Capturing gravitational waves from unknown objects

Intense space-time ripples from the collision between a neutron star and a mysterious object have puzzled scientists .

The Laser Interferometer Gravitational Wave Observatory (LIGO) located in the US has captured an unprecedented signal, revealing an object "floating" between two types of space "monsters".

According to Live Science, it is a powerful energetic object that can only be explained as a neutron star or a stellar-mass black hole .

Picture 1 of Capturing gravitational waves from unknown objects
Neutron stars and mysterious objects emit gravitational waves that vibrate space-time in a fusion dance - (Graphic image from the research team).

  1. Neutron stars are zombies of dead giant stars, clustered into compact objects but with terrible magnetic fields.
  2. Stellar-mass black holes are small-sized black holes but still much heavier than neutron stars. They can be the corpses of super-giant stars, but they can also be neutron stars that have "died" again.

With this object, the measurements have been completely puzzling: It is larger than the most massive neutron stars known, but smaller than the smallest black holes.

Specifically, it is something 2.5 to 4.5 times more massive than the Sun, which exceeds the neutron star mass limit of no more than 2.5 times the Sun.

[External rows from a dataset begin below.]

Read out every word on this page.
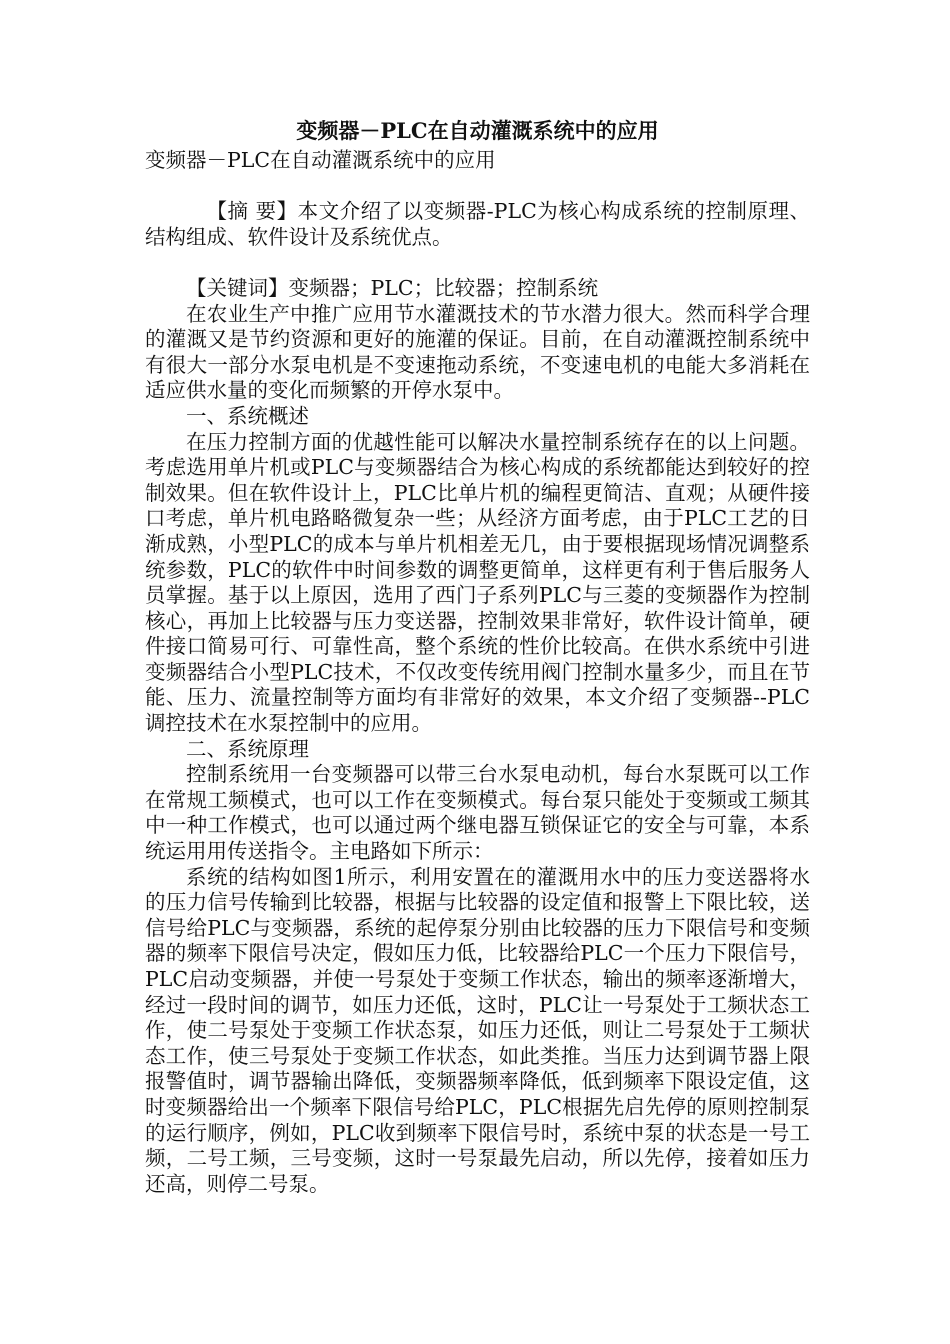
变频器－PLC在自动灌溉系统中的应用

变频器－PLC在自动灌溉系统中的应用

【摘 要】本文介绍了以变频器-PLC为核心构成系统的控制原理、结构组成、软件设计及系统优点。

【关键词】变频器；PLC；比较器；控制系统

在农业生产中推广应用节水灌溉技术的节水潜力很大。然而科学合理的灌溉又是节约资源和更好的施灌的保证。目前，在自动灌溉控制系统中有很大一部分水泵电机是不变速拖动系统，不变速电机的电能大多消耗在适应供水量的变化而频繁的开停水泵中。

一、系统概述

在压力控制方面的优越性能可以解决水量控制系统存在的以上问题。考虑选用单片机或PLC与变频器结合为核心构成的系统都能达到较好的控制效果。但在软件设计上，PLC比单片机的编程更简洁、直观；从硬件接口考虑，单片机电路略微复杂一些；从经济方面考虑，由于PLC工艺的日渐成熟，小型PLC的成本与单片机相差无几，由于要根据现场情况调整系统参数，PLC的软件中时间参数的调整更简单，这样更有利于售后服务人员掌握。基于以上原因，选用了西门子系列PLC与三菱的变频器作为控制核心，再加上比较器与压力变送器，控制效果非常好，软件设计简单，硬件接口简易可行、可靠性高，整个系统的性价比较高。在供水系统中引进变频器结合小型PLC技术，不仅改变传统用阀门控制水量多少，而且在节能、压力、流量控制等方面均有非常好的效果，本文介绍了变频器--PLC调控技术在水泵控制中的应用。

二、系统原理

控制系统用一台变频器可以带三台水泵电动机，每台水泵既可以工作在常规工频模式，也可以工作在变频模式。每台泵只能处于变频或工频其中一种工作模式，也可以通过两个继电器互锁保证它的安全与可靠，本系统运用用传送指令。主电路如下所示：

系统的结构如图1所示，利用安置在的灌溉用水中的压力变送器将水的压力信号传输到比较器，根据与比较器的设定值和报警上下限比较，送信号给PLC与变频器，系统的起停泵分别由比较器的压力下限信号和变频器的频率下限信号决定，假如压力低，比较器给PLC一个压力下限信号，PLC启动变频器，并使一号泵处于变频工作状态，输出的频率逐渐增大，经过一段时间的调节，如压力还低，这时，PLC让一号泵处于工频状态工作，使二号泵处于变频工作状态泵，如压力还低，则让二号泵处于工频状态工作，使三号泵处于变频工作状态，如此类推。当压力达到调节器上限报警值时，调节器输出降低，变频器频率降低，低到频率下限设定值，这时变频器给出一个频率下限信号给PLC，PLC根据先启先停的原则控制泵的运行顺序，例如，PLC收到频率下限信号时，系统中泵的状态是一号工频，二号工频，三号变频，这时一号泵最先启动，所以先停，接着如压力还高，则停二号泵。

However, the minimum mass limit for a black hole must be 5 times that of the Sun.

Some scientists have long suspected that something must exist in the mass gap between these two objects.

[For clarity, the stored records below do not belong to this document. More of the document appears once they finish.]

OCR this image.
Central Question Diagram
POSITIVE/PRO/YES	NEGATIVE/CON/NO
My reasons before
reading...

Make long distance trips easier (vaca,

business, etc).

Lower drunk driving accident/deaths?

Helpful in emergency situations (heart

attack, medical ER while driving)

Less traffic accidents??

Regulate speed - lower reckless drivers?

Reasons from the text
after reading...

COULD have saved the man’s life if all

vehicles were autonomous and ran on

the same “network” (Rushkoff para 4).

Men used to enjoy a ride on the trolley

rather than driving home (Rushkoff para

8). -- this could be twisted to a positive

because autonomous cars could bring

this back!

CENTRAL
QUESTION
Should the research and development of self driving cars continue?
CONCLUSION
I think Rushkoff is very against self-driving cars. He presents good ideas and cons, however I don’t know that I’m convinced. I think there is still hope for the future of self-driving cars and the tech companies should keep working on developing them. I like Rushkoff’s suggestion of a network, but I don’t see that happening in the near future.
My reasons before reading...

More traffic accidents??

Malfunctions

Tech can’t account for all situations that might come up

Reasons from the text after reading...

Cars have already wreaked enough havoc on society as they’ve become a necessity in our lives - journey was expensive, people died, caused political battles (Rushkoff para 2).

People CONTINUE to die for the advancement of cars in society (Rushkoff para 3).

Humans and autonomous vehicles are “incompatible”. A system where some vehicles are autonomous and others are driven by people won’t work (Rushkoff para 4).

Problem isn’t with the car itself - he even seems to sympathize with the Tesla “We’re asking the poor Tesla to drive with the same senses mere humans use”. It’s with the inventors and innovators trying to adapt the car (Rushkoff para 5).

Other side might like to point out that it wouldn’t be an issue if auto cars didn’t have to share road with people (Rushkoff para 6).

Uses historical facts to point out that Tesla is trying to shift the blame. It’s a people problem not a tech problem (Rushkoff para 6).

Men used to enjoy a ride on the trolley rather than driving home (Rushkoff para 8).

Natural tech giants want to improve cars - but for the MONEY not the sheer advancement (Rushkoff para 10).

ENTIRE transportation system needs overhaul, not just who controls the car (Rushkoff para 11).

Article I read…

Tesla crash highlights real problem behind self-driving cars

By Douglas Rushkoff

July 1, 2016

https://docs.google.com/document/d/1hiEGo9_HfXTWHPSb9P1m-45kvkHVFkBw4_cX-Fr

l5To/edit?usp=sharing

According to astrophysicist Michael Zevin from the Adler Planetarium (USA), a member of the multinational research team, this mysterious object may be the answer.

The authors say it is evidence for a more complex phase of stellar evolution than previously thought, when a massive neutron star dies again and collapses into a black hole.

Signals of the mysterious object were discovered thanks to its collision with a neutron star 650 million light years away.

This pair "dances" around each other, beginning to merge 650 million years ago. Therefore, after an equivalent amount of time, the gravitational waves that shook space-time from the merger reached Earth's observatory.